ANCWL: “Do we have human beings behind the desks of our newsrooms?”

The African National Congress Women's League (ANCWL) has questioned the humanity of newsrooms.

“Do we have human beings behind the words and the desks of our newsrooms?” asked secretary-general Meokgo Matuba in the league’s “response to media reports on the allegations of abuse of state resources against minister Nosiviwe Maphisa-Nqakula”.

The Sunday Times had exposed how the minister of defence had smuggled a Burundian woman‚ Michelle Wege‚ into South Africa on an air force jet.

Mapisa-Nqakula claimed she had come to Wege's aid because she was being abused by her father‚ and because she was good friends with her children.

The Sunday Times subsequently reported that Maphisa-Nqakula’s late son‚ Chumani‚ was romantically involved with Wege‚ and the couple had plans to marry.

Matuba skirted the legal implications of Maphisa-Nqakula’s actions‚ saying: “While as a league we understand the sensitivities around immigration laws‚ we are not hearing the story of the woman whose life was subjected to abuse by her own father.

“We cannot turn a blind eye and pretend we are not aware of the high levels of sexual and physical abuse against women in many African Countries.”

She criticised the media for under-reporting issues like the “abduction of school girls in Nigeria by Boko Haram [which] seems to have a permanent place in the back pages of newspapers if covered at all”.

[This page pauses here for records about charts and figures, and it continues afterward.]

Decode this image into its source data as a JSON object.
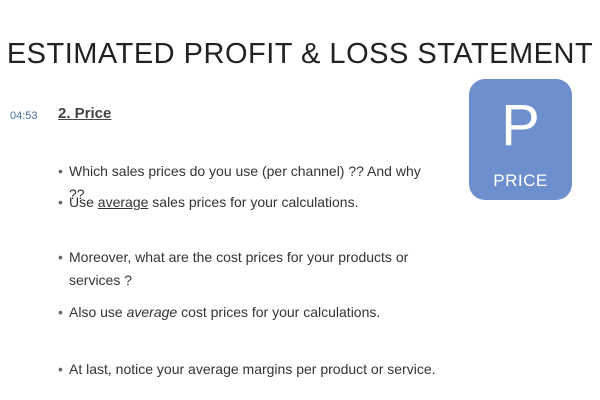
{
  "slide": {
    "title": "ESTIMATED PROFIT & LOSS STATEMENT",
    "timestamp": "04:53",
    "subtitle": "2. Price"
  },
  "badge": {
    "letter": "P",
    "word": "PRICE",
    "color": "#6e8fcd"
  },
  "bullets": {
    "b1": "Which sales prices do you use (per channel) ?? And why ??",
    "b2_pre": "Use ",
    "b2_em": "average",
    "b2_post": " sales prices for your calculations.",
    "b3": "Moreover, what are the cost prices for your products or services ?",
    "b4_pre": "Also use ",
    "b4_em": "average",
    "b4_post": " cost prices for your calculations.",
    "b5": "At last, notice your average margins per product or service."
  }
}
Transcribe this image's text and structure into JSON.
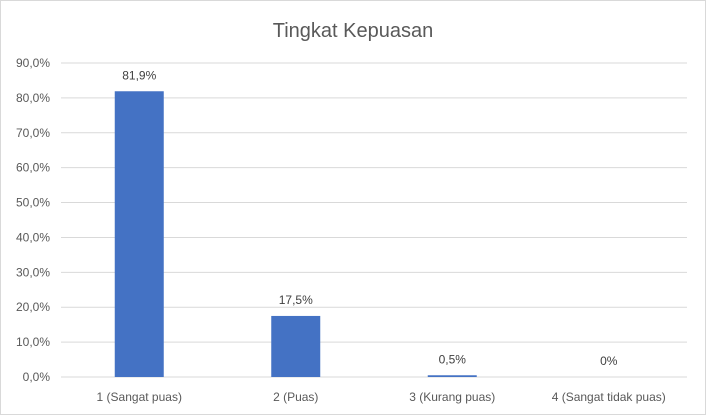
{
  "chart_data": {
    "type": "bar",
    "title": "Tingkat Kepuasan",
    "xlabel": "",
    "ylabel": "",
    "categories": [
      "1 (Sangat puas)",
      "2 (Puas)",
      "3 (Kurang puas)",
      "4 (Sangat tidak puas)"
    ],
    "values": [
      81.9,
      17.5,
      0.5,
      0
    ],
    "data_labels": [
      "81,9%",
      "17,5%",
      "0,5%",
      "0%"
    ],
    "ylim": [
      0,
      90
    ],
    "y_ticks": [
      0,
      10,
      20,
      30,
      40,
      50,
      60,
      70,
      80,
      90
    ],
    "y_tick_labels": [
      "0,0%",
      "10,0%",
      "20,0%",
      "30,0%",
      "40,0%",
      "50,0%",
      "60,0%",
      "70,0%",
      "80,0%",
      "90,0%"
    ],
    "grid": true,
    "legend": "none",
    "bar_color": "#4472c4"
  }
}
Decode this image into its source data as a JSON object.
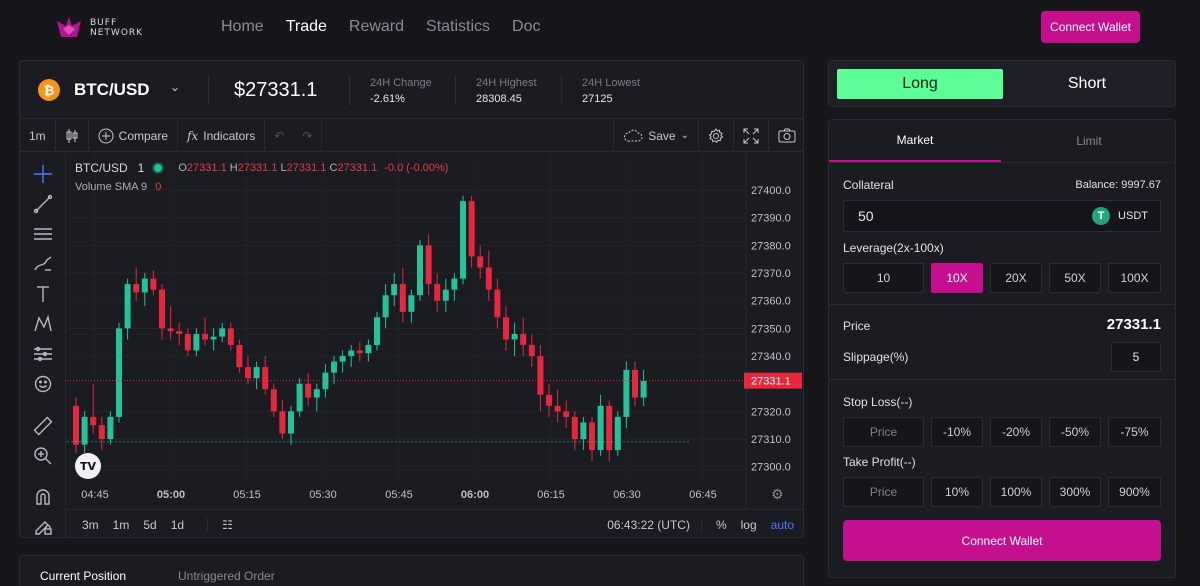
{
  "header": {
    "logo_line1": "BUFF",
    "logo_line2": "NETWORK",
    "nav": [
      "Home",
      "Trade",
      "Reward",
      "Statistics",
      "Doc"
    ],
    "active_nav": "Trade",
    "connect_label": "Connect Wallet"
  },
  "ticker": {
    "pair": "BTC/USD",
    "coin_icon": "bitcoin-icon",
    "price": "$27331.1",
    "stats": [
      {
        "label": "24H Change",
        "value": "-2.61%"
      },
      {
        "label": "24H Highest",
        "value": "28308.45"
      },
      {
        "label": "24H Lowest",
        "value": "27125"
      }
    ]
  },
  "toolbar": {
    "interval": "1m",
    "compare": "Compare",
    "indicators": "Indicators",
    "save": "Save"
  },
  "legend": {
    "symbol": "BTC/USD",
    "interval": "1",
    "o_label": "O",
    "o_val": "27331.1",
    "h_label": "H",
    "h_val": "27331.1",
    "l_label": "L",
    "l_val": "27331.1",
    "c_label": "C",
    "c_val": "27331.1",
    "change": "-0.0 (-0.00%)",
    "volume": "Volume SMA 9",
    "volume_val": "0"
  },
  "chart_data": {
    "type": "candlestick",
    "y_ticks": [
      "27400.0",
      "27390.0",
      "27380.0",
      "27370.0",
      "27360.0",
      "27350.0",
      "27340.0",
      "27330.0",
      "27320.0",
      "27310.0",
      "27300.0"
    ],
    "x_ticks": [
      "04:45",
      "05:00",
      "05:15",
      "05:30",
      "05:45",
      "06:00",
      "06:15",
      "06:30",
      "06:45"
    ],
    "bold_x_ticks": [
      "05:00",
      "06:00"
    ],
    "ylim": [
      27297,
      27404
    ],
    "last_price": "27331.1",
    "up_color": "#22c39a",
    "down_color": "#e8273d",
    "candles": [
      [
        27322,
        27325,
        27305,
        27308
      ],
      [
        27308,
        27320,
        27305,
        27318
      ],
      [
        27318,
        27330,
        27312,
        27315
      ],
      [
        27315,
        27318,
        27306,
        27310
      ],
      [
        27310,
        27320,
        27308,
        27318
      ],
      [
        27318,
        27352,
        27316,
        27350
      ],
      [
        27350,
        27368,
        27346,
        27366
      ],
      [
        27366,
        27372,
        27360,
        27363
      ],
      [
        27363,
        27370,
        27358,
        27368
      ],
      [
        27368,
        27371,
        27362,
        27364
      ],
      [
        27364,
        27366,
        27346,
        27350
      ],
      [
        27350,
        27358,
        27346,
        27349
      ],
      [
        27349,
        27352,
        27344,
        27348
      ],
      [
        27348,
        27350,
        27340,
        27342
      ],
      [
        27342,
        27350,
        27340,
        27348
      ],
      [
        27348,
        27354,
        27344,
        27346
      ],
      [
        27346,
        27350,
        27342,
        27347
      ],
      [
        27347,
        27352,
        27345,
        27350
      ],
      [
        27350,
        27352,
        27342,
        27344
      ],
      [
        27344,
        27346,
        27334,
        27336
      ],
      [
        27336,
        27340,
        27330,
        27332
      ],
      [
        27332,
        27338,
        27328,
        27336
      ],
      [
        27336,
        27340,
        27326,
        27328
      ],
      [
        27328,
        27330,
        27318,
        27320
      ],
      [
        27320,
        27324,
        27310,
        27312
      ],
      [
        27312,
        27322,
        27308,
        27320
      ],
      [
        27320,
        27332,
        27318,
        27330
      ],
      [
        27330,
        27334,
        27322,
        27325
      ],
      [
        27325,
        27330,
        27320,
        27328
      ],
      [
        27328,
        27337,
        27325,
        27334
      ],
      [
        27334,
        27340,
        27330,
        27338
      ],
      [
        27338,
        27342,
        27334,
        27340
      ],
      [
        27340,
        27344,
        27336,
        27342
      ],
      [
        27342,
        27345,
        27338,
        27341
      ],
      [
        27341,
        27346,
        27338,
        27344
      ],
      [
        27344,
        27356,
        27342,
        27354
      ],
      [
        27354,
        27366,
        27350,
        27362
      ],
      [
        27362,
        27370,
        27358,
        27366
      ],
      [
        27366,
        27372,
        27352,
        27356
      ],
      [
        27356,
        27364,
        27352,
        27362
      ],
      [
        27362,
        27382,
        27360,
        27380
      ],
      [
        27380,
        27384,
        27362,
        27366
      ],
      [
        27366,
        27370,
        27356,
        27360
      ],
      [
        27360,
        27368,
        27356,
        27364
      ],
      [
        27364,
        27370,
        27360,
        27368
      ],
      [
        27368,
        27398,
        27366,
        27396
      ],
      [
        27396,
        27398,
        27372,
        27376
      ],
      [
        27376,
        27380,
        27368,
        27372
      ],
      [
        27372,
        27378,
        27360,
        27364
      ],
      [
        27364,
        27368,
        27350,
        27354
      ],
      [
        27354,
        27358,
        27342,
        27346
      ],
      [
        27346,
        27352,
        27340,
        27348
      ],
      [
        27348,
        27354,
        27340,
        27344
      ],
      [
        27344,
        27348,
        27336,
        27340
      ],
      [
        27340,
        27344,
        27320,
        27326
      ],
      [
        27326,
        27330,
        27318,
        27322
      ],
      [
        27322,
        27328,
        27316,
        27320
      ],
      [
        27320,
        27324,
        27314,
        27318
      ],
      [
        27318,
        27320,
        27306,
        27310
      ],
      [
        27310,
        27318,
        27306,
        27316
      ],
      [
        27316,
        27318,
        27302,
        27306
      ],
      [
        27306,
        27326,
        27304,
        27322
      ],
      [
        27322,
        27324,
        27302,
        27306
      ],
      [
        27306,
        27320,
        27304,
        27318
      ],
      [
        27318,
        27338,
        27314,
        27335
      ],
      [
        27335,
        27338,
        27322,
        27325
      ],
      [
        27325,
        27335,
        27322,
        27331
      ]
    ]
  },
  "bottom": {
    "ranges": [
      "3m",
      "1m",
      "5d",
      "1d"
    ],
    "time": "06:43:22 (UTC)",
    "percent": "%",
    "log": "log",
    "auto": "auto"
  },
  "positions": {
    "tabs": [
      "Current Position",
      "Untriggered Order"
    ]
  },
  "trade": {
    "long": "Long",
    "short": "Short",
    "tabs": [
      "Market",
      "Limit"
    ],
    "collateral_label": "Collateral",
    "balance": "Balance: 9997.67",
    "collateral_value": "50",
    "collateral_token": "USDT",
    "token_icon": "tether-icon",
    "leverage_label": "Leverage(2x-100x)",
    "leverage_options": [
      "10",
      "10X",
      "20X",
      "50X",
      "100X"
    ],
    "active_leverage": "10X",
    "price_label": "Price",
    "price_value": "27331.1",
    "slippage_label": "Slippage(%)",
    "slippage_value": "5",
    "stoploss_label": "Stop Loss(--)",
    "stoploss_options": [
      "Price",
      "-10%",
      "-20%",
      "-50%",
      "-75%"
    ],
    "takeprofit_label": "Take Profit(--)",
    "takeprofit_options": [
      "Price",
      "10%",
      "100%",
      "300%",
      "900%"
    ],
    "connect_label": "Connect Wallet",
    "accent": "#c4108e",
    "long_color": "#5cff95"
  }
}
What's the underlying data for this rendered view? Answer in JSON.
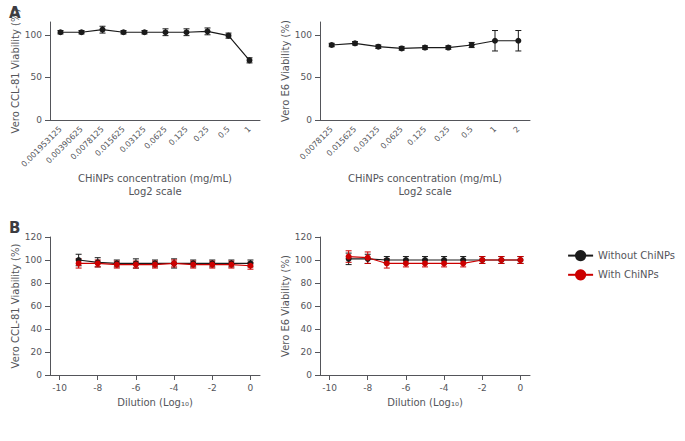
{
  "chart_data": [
    {
      "type": "line",
      "title": "A",
      "categories": [
        "0.001953125",
        "0.00390625",
        "0.0078125",
        "0.015625",
        "0.03125",
        "0.0625",
        "0.125",
        "0.25",
        "0.5",
        "1"
      ],
      "series": [
        {
          "color": "#1a1a1a",
          "values": [
            103,
            103,
            106,
            103,
            103,
            103,
            103,
            104,
            99,
            70
          ],
          "errors": [
            2,
            2,
            4,
            2,
            2,
            4,
            4,
            4,
            3,
            3
          ]
        }
      ],
      "xlabel": "CHiNPs concentration (mg/mL)\nLog2 scale",
      "ylabel": "Vero CCL-81 Viability (%)",
      "ylim": [
        0,
        115
      ],
      "yticks": [
        0,
        50,
        100
      ],
      "grid": false
    },
    {
      "type": "line",
      "categories": [
        "0.0078125",
        "0.015625",
        "0.03125",
        "0.0625",
        "0.125",
        "0.25",
        "0.5",
        "1",
        "2"
      ],
      "series": [
        {
          "color": "#1a1a1a",
          "values": [
            88,
            90,
            86,
            84,
            85,
            85,
            88,
            93,
            93
          ],
          "errors": [
            2,
            2,
            2,
            2,
            2,
            2,
            3,
            12,
            12
          ]
        }
      ],
      "xlabel": "CHiNPs concentration (mg/mL)\nLog2 scale",
      "ylabel": "Vero E6 Viability (%)",
      "ylim": [
        0,
        115
      ],
      "yticks": [
        0,
        50,
        100
      ],
      "grid": false
    },
    {
      "type": "line",
      "title": "B",
      "x": [
        -9,
        -8,
        -7,
        -6,
        -5,
        -4,
        -3,
        -2,
        -1,
        0
      ],
      "series": [
        {
          "name": "Without ChiNPs",
          "color": "#1a1a1a",
          "values": [
            100,
            98,
            97,
            97,
            97,
            97,
            97,
            97,
            97,
            97
          ],
          "errors": [
            5,
            4,
            3,
            4,
            3,
            4,
            3,
            3,
            3,
            3
          ]
        },
        {
          "name": "With ChiNPs",
          "color": "#cc0000",
          "values": [
            97,
            97,
            96,
            96,
            96,
            97,
            96,
            96,
            96,
            95
          ],
          "errors": [
            4,
            3,
            3,
            3,
            3,
            3,
            3,
            3,
            3,
            3
          ]
        }
      ],
      "xlabel": "Dilution (Log₁₀)",
      "ylabel": "Vero CCL-81 Viability (%)",
      "xlim": [
        -10.5,
        0.5
      ],
      "xticks": [
        -10,
        -8,
        -6,
        -4,
        -2,
        0
      ],
      "ylim": [
        0,
        120
      ],
      "yticks": [
        0,
        20,
        40,
        60,
        80,
        100,
        120
      ],
      "grid": false
    },
    {
      "type": "line",
      "x": [
        -9,
        -8,
        -7,
        -6,
        -5,
        -4,
        -3,
        -2,
        -1,
        0
      ],
      "series": [
        {
          "name": "Without ChiNPs",
          "color": "#1a1a1a",
          "values": [
            101,
            101,
            100,
            100,
            100,
            100,
            100,
            100,
            100,
            100
          ],
          "errors": [
            5,
            4,
            3,
            3,
            3,
            3,
            3,
            3,
            3,
            3
          ]
        },
        {
          "name": "With ChiNPs",
          "color": "#cc0000",
          "values": [
            103,
            102,
            97,
            97,
            97,
            97,
            97,
            100,
            100,
            100
          ],
          "errors": [
            5,
            5,
            4,
            3,
            3,
            3,
            3,
            3,
            3,
            3
          ]
        }
      ],
      "xlabel": "Dilution (Log₁₀)",
      "ylabel": "Vero E6 Viability (%)",
      "xlim": [
        -10.5,
        0.5
      ],
      "xticks": [
        -10,
        -8,
        -6,
        -4,
        -2,
        0
      ],
      "ylim": [
        0,
        120
      ],
      "yticks": [
        0,
        20,
        40,
        60,
        80,
        100,
        120
      ],
      "grid": false,
      "legend": "right"
    }
  ]
}
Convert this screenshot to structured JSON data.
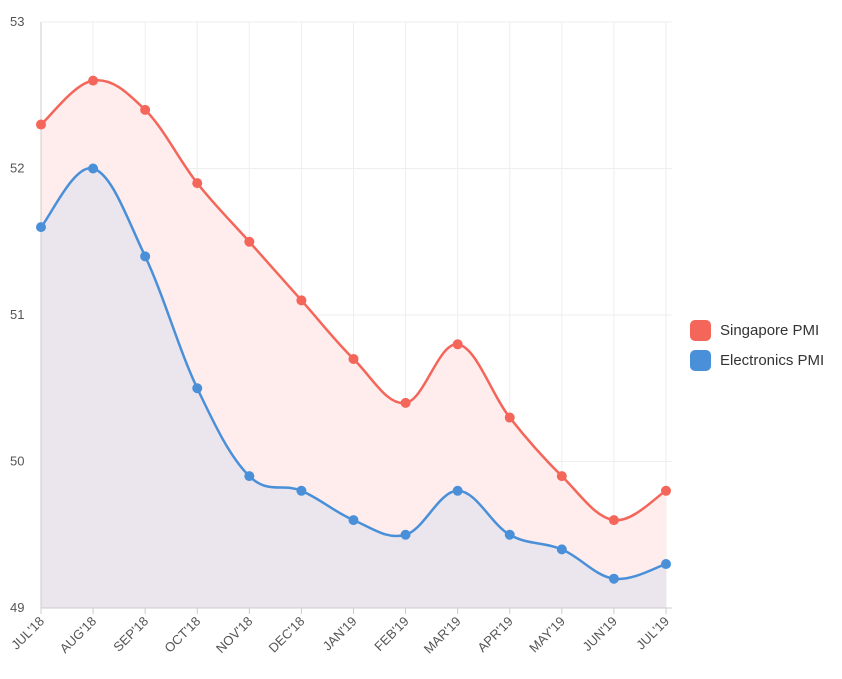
{
  "chart_data": {
    "type": "area",
    "categories": [
      "JUL'18",
      "AUG'18",
      "SEP'18",
      "OCT'18",
      "NOV'18",
      "DEC'18",
      "JAN'19",
      "FEB'19",
      "MAR'19",
      "APR'19",
      "MAY'19",
      "JUN'19",
      "JUL'19"
    ],
    "series": [
      {
        "name": "Singapore PMI",
        "color": "#f4665a",
        "fill": "#ffecec",
        "values": [
          52.3,
          52.6,
          52.4,
          51.9,
          51.5,
          51.1,
          50.7,
          50.4,
          50.8,
          50.3,
          49.9,
          49.6,
          49.8
        ]
      },
      {
        "name": "Electronics PMI",
        "color": "#4a90d9",
        "fill": "#ebe6ee",
        "values": [
          51.6,
          52.0,
          51.4,
          50.5,
          49.9,
          49.8,
          49.6,
          49.5,
          49.8,
          49.5,
          49.4,
          49.2,
          49.3
        ]
      }
    ],
    "ylim": [
      49,
      53
    ],
    "yticks": [
      "49",
      "50",
      "51",
      "52",
      "53"
    ],
    "grid": true,
    "legend_position": "right",
    "curve": "smooth",
    "title": "",
    "xlabel": "",
    "ylabel": ""
  }
}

“How soon do we forget the stories of young girls who today have children after being impregnated by their own fathers? How soon do forget about the young women who are used as sex slaves by their own fathers or in the hands of law enforcement agencies?”

She described as “unethical” the use of a photograph of the minister “mourning the death of her son” – Chumani was stabbed to death‚ allegedly by his friend Carlos Higuera‚ in Bezuidenhout Valley‚ in October last year – and depicting her “visibly in pain” to accompany media stories on the issue.

“What happened to the spirit of ubuntu? Are circulation numbers more important than the subjects of the stories?”